When “Irina,” a young undocumented woman, met “Francis,” a U.S. citizen, she thought she had found true love. Instead, she found herself married to a man who put her life at risk.

At first, Francis seemed like the kind of loving and supportive partner Irina had always wanted, but he quickly turned violent. He hit Irina, sexually assaulted her, shamed her, isolated her from support networks, and made her feel worthless and alone. One day, after a violent sexual encounter, Irina asked a neighbor to call the police despite her grave fears of being arrested based on her immigration status.

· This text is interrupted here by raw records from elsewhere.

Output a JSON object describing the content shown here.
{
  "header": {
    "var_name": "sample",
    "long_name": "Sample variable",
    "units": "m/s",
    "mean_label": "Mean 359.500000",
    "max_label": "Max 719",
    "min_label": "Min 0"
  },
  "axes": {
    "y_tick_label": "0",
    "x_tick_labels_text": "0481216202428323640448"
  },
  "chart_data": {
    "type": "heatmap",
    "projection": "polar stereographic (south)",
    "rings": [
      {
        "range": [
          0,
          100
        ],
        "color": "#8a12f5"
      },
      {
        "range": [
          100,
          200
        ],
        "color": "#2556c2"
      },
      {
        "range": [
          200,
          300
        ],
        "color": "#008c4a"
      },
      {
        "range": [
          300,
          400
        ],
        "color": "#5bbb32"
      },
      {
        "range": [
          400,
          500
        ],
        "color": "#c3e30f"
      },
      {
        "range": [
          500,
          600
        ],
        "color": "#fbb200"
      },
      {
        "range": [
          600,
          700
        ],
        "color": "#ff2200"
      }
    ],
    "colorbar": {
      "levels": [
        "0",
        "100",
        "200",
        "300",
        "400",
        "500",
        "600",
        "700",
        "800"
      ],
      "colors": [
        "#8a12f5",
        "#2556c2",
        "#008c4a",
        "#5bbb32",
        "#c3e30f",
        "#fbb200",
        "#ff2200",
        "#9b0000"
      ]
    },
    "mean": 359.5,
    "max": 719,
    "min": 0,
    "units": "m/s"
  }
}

The police arrested Francis and took Irina to a domestic violence shelter, where she was referred to AI Justice. With the help of an AI Justice attorney, Irina filed a petition under the Violence Against Women Act (VAWA). Because abusers often use immigration status to control and instill fear in undocumented partners, VAWA allows survivors like Irina to petition for an immigration benefit directly, without reliance on an abuser.

After two long years, the U.S. government approved Irina’s VAWA petition. This approval was a vital step forward in Irina’s efforts to gain independence and economic stability, but it was not the only step. With an approved VAWA petition Irina obtained a driver’s license, a social security number, and work authorization. Irina then convinced the immigration judge to terminate her immigration case so that she could become a lawful permanent resident.

Irina now lives safely in Miami and is in the process of applying for a green card.